Born at half-past three on a February morning, the world having been decked with a slight snow-fall, it was then that my mother’s aunt, Mrs. Emily Smith, opened the bedroom door and emerged on the landing. My father had gone outside to lean over the gate, and was still leaning there when she opened the door, but my mother’s mother, with another of my mother’s aunts, were standing with bowed heads at the foot of the stairs. Prone in the parlour, and stretched in uneasy attitudes, five of her eight sisters were snatching a troubled sleep, while two fellow-members of my mother’s Mothers’ Guild were upon their knees in the back kitchen. But for the fact, indeed, that two of my mother’s sisters had not, at that time, had their tonsils removed, the whole house would have been wrapped in the profoundest stillness.

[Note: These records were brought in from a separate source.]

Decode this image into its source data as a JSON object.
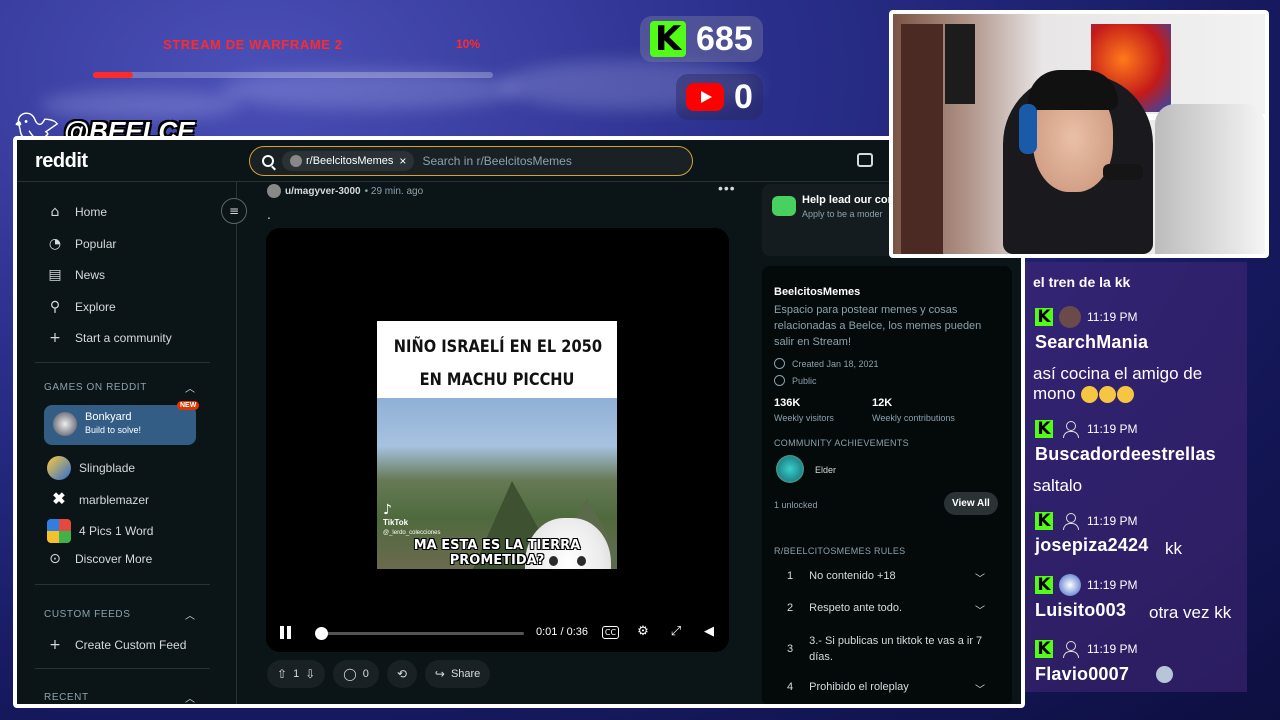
{
  "overlay": {
    "goal_title": "STREAM DE WARFRAME 2",
    "goal_percent": "10%",
    "goal_progress": 0.1,
    "kick_count": "685",
    "youtube_count": "0",
    "twitter_handle": "@BEELCE_",
    "colors": {
      "goal_red": "#ff2a2a",
      "kick_green": "#53fc18",
      "youtube_red": "#ff0000"
    }
  },
  "reddit": {
    "logo": "reddit",
    "search": {
      "chip": "r/BeelcitosMemes",
      "placeholder": "Search in r/BeelcitosMemes"
    },
    "sidebar": {
      "nav": [
        {
          "label": "Home",
          "icon": "home-icon"
        },
        {
          "label": "Popular",
          "icon": "popular-icon"
        },
        {
          "label": "News",
          "icon": "news-icon"
        },
        {
          "label": "Explore",
          "icon": "explore-icon"
        },
        {
          "label": "Start a community",
          "icon": "plus-icon"
        }
      ],
      "games_label": "GAMES ON REDDIT",
      "games": [
        {
          "title": "Bonkyard",
          "subtitle": "Build to solve!",
          "badge": "NEW"
        },
        {
          "title": "Slingblade"
        },
        {
          "title": "marblemazer"
        },
        {
          "title": "4 Pics 1 Word"
        },
        {
          "title": "Discover More"
        }
      ],
      "custom_feeds_label": "CUSTOM FEEDS",
      "create_custom_feed": "Create Custom Feed",
      "recent_label": "RECENT"
    },
    "post": {
      "author": "u/magyver-3000",
      "time": "• 29 min. ago",
      "title": ".",
      "meme": {
        "top_line1": "NIÑO ISRAELÍ EN EL 2050",
        "top_line2": "EN MACHU PICCHU",
        "bottom": "MA ESTA ES LA TIERRA PROMETIDA?",
        "watermark": "TikTok",
        "watermark_user": "@_lerdo_colecciones"
      },
      "player": {
        "time": "0:01 / 0:36",
        "cc": "CC",
        "progress": 0.03
      },
      "votes": "1",
      "comments": "0",
      "share": "Share"
    },
    "right_panel": {
      "promo_title": "Help lead our cor",
      "promo_sub": "Apply to be a moder",
      "community_name": "BeelcitosMemes",
      "description": "Espacio para postear memes y cosas relacionadas a Beelce, los memes pueden salir en Stream!",
      "created": "Created Jan 18, 2021",
      "visibility": "Public",
      "visitors_value": "136K",
      "visitors_label": "Weekly visitors",
      "contrib_value": "12K",
      "contrib_label": "Weekly contributions",
      "achievements_label": "COMMUNITY ACHIEVEMENTS",
      "achievement": "Elder",
      "unlocked": "1 unlocked",
      "view_all": "View All",
      "rules_label": "R/BEELCITOSMEMES RULES",
      "rules": [
        {
          "num": "1",
          "text": "No contenido +18"
        },
        {
          "num": "2",
          "text": "Respeto ante todo."
        },
        {
          "num": "3",
          "text": "3.- Si publicas un tiktok te vas a ir 7 días."
        },
        {
          "num": "4",
          "text": "Prohibido el roleplay"
        }
      ]
    }
  },
  "chat": {
    "cut_text": "el tren de la kk",
    "messages": [
      {
        "time": "11:19 PM",
        "user": "SearchMania",
        "text": "así cocina el amigo de mono"
      },
      {
        "time": "11:19 PM",
        "user": "Buscadordeestrellas",
        "text": "saltalo"
      },
      {
        "time": "11:19 PM",
        "user": "josepiza2424",
        "text": "kk"
      },
      {
        "time": "11:19 PM",
        "user": "Luisito003",
        "text": "otra vez kk"
      },
      {
        "time": "11:19 PM",
        "user": "Flavio0007",
        "text": ""
      }
    ]
  }
}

My mother’s mother was the first to see Mrs. Smith, though she only saw her, as it were, through a mist. Mrs. Smith was the first to speak, in a voice tremulous with emotion.
“Where’s Augustus?” she said. Augustus was my father’s name.
“He’s just gone outside,” said my mother’s mother.
Something splashed heavily on the hall linoleum. It was a drop of moisture from Mrs. Smith’s forehead.
“Tell him,” she said, “that he’s the father of a son.”
My mother’s mother gave a great cry. My father was beside her in a single leap. Always, as I have said, highly coloured, his face at this moment seemed literally on fire. The two fellow-members of my mother’s Mothers’ Guild, accompanied by my father’s five sisters-in-law, rushed into the hall. Mrs. Smith leaned over the banisters.
“A boy,” she said. “It’s a boy.”
“A boy?” said my father.
“Yes, a boy,” said Mrs. Smith.
There was a moment’s hush, and then Nature had its way. My father unashamedly burst into tears. My mother’s mother kissed him on the neck just as the two fellow-members burst into a hymn; and a moment later, my mother’s five sisters burst simultaneously into the doxology. Then my father recovered himself and held up his hand.
“I shall call him Augustus,” he said, “after myself.”
“Or tin?” suggested my mother’s mother. “What about calling him tin, after the saint?”
“How do you mean—tin?” said my father.
“Augus-tin,” said Mrs. Emily Smith.
But my father shook his head.
“No, it shall be tus,” he said. “Tus is better than tin.”
Then his five sisters-in-law resumed the singing, from which the two fellow-members had been unable to desist, until my father, who had been rapidly thinking, once again held up his hand.
“And I shall give the vicar,” he said, “the first opportunity of becoming Augustus’s godfather.”
Then he took a deep breath, threw back his shoulders, tilted his chin, and closed his eyes; and with the full vigour of his immense voice, he too joined in the doxology.